Premergency First Aid, CPR and AED Manual
5 Cardiovascular Emergencies, CPR and AED
Summary Activating 911, getting an AED, and managing life threats to the ABCs are priorities in a cardiovascular emergency. If the patient is unconscious, determine if CPR is needed. Activate 911, and get an AED. If the patient is not breathing, begin CPR. Give 30 chest compressions, and then open the airway and give 2 rescue breaths. For a conscious patient with signs and symptoms of a heart attack, rapid paramedic response and transport to a hospital is the priority. Get as much patient history as you can. If the patient is allowed an aspirin, then have them chew one. Assist the patient with any medications if they confirm needing help. Be prepared to give CPR and use an AED. Pulmonary edema is fluid in the lungs. This fluid prevents proper oxygen and carbon dioxide exchange. It can be caused by heart failure or other reasons such as a toxic inhalation injury.

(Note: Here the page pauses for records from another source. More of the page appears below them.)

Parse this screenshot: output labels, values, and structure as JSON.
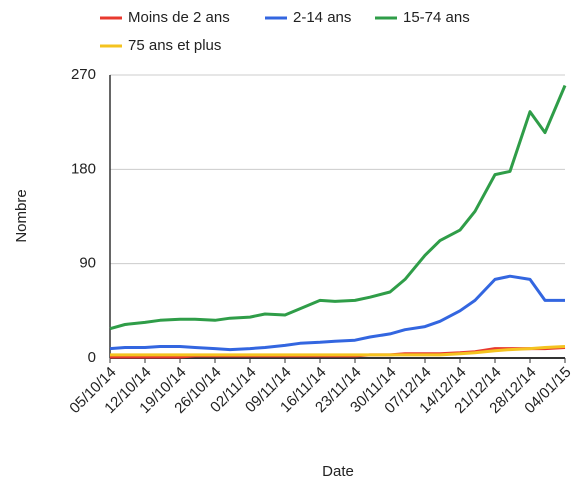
{
  "chart_data": {
    "type": "line",
    "x_label": "Date",
    "y_label": "Nombre",
    "x": [
      "05/10/14",
      "08/10/14",
      "12/10/14",
      "15/10/14",
      "19/10/14",
      "22/10/14",
      "26/10/14",
      "29/10/14",
      "02/11/14",
      "05/11/14",
      "09/11/14",
      "12/11/14",
      "16/11/14",
      "19/11/14",
      "23/11/14",
      "26/11/14",
      "30/11/14",
      "03/12/14",
      "07/12/14",
      "10/12/14",
      "14/12/14",
      "17/12/14",
      "21/12/14",
      "24/12/14",
      "28/12/14",
      "31/12/14",
      "04/01/15"
    ],
    "xlim": [
      "05/10/14",
      "04/01/15"
    ],
    "xticks": [
      "05/10/14",
      "12/10/14",
      "19/10/14",
      "26/10/14",
      "02/11/14",
      "09/11/14",
      "16/11/14",
      "23/11/14",
      "30/11/14",
      "07/12/14",
      "14/12/14",
      "21/12/14",
      "28/12/14",
      "04/01/15"
    ],
    "ylim": [
      0,
      270
    ],
    "yticks": [
      0,
      90,
      180,
      270
    ],
    "grid": true,
    "legend": "top",
    "series": [
      {
        "name": "Moins de 2 ans",
        "color": "#e8392f",
        "values": [
          1,
          1,
          1,
          1,
          1,
          2,
          2,
          2,
          2,
          2,
          2,
          2,
          2,
          2,
          2,
          3,
          3,
          4,
          4,
          4,
          5,
          6,
          9,
          9,
          9,
          9,
          10
        ]
      },
      {
        "name": "2-14 ans",
        "color": "#3366e0",
        "values": [
          9,
          10,
          10,
          11,
          11,
          10,
          9,
          8,
          9,
          10,
          12,
          14,
          15,
          16,
          17,
          20,
          23,
          27,
          30,
          35,
          45,
          55,
          75,
          78,
          75,
          55,
          55
        ]
      },
      {
        "name": "15-74 ans",
        "color": "#2f9d48",
        "values": [
          28,
          32,
          34,
          36,
          37,
          37,
          36,
          38,
          39,
          42,
          41,
          47,
          55,
          54,
          55,
          58,
          63,
          75,
          98,
          112,
          122,
          140,
          175,
          178,
          235,
          215,
          260
        ]
      },
      {
        "name": "75 ans et plus",
        "color": "#f4c31f",
        "values": [
          3,
          3,
          3,
          3,
          3,
          3,
          3,
          3,
          3,
          3,
          3,
          3,
          3,
          3,
          3,
          3,
          3,
          3,
          3,
          3,
          4,
          5,
          7,
          8,
          9,
          10,
          11
        ]
      }
    ]
  }
}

Patients will have difficulty breathing, usually severe. Skin will be pale, cool, and sweaty. Assist the patient with any medications if they confirm needing help. Be prepared to give CPR and use an AED. When electrical and mechanical activity in the heart cease completely, it is called cardiac arrest. The patient will not be breathing. Provide CPR until an AED becomes available. Apply the AED as quickly as possible and follow the voice prompts. If ‘Shock’ is advised, clear everyone including yourself from touching the patient and deliver the shock. Immediately perform five cycles of 30:2 CPR. (2 min) Interruptions in chest compressions should be minimized. Perform chest compressions to a minimum of 60% of the total resuscitation time at 100-120/min Ventilations can be done with a pocket mask or other barrier device such as a CPR face mouth shield.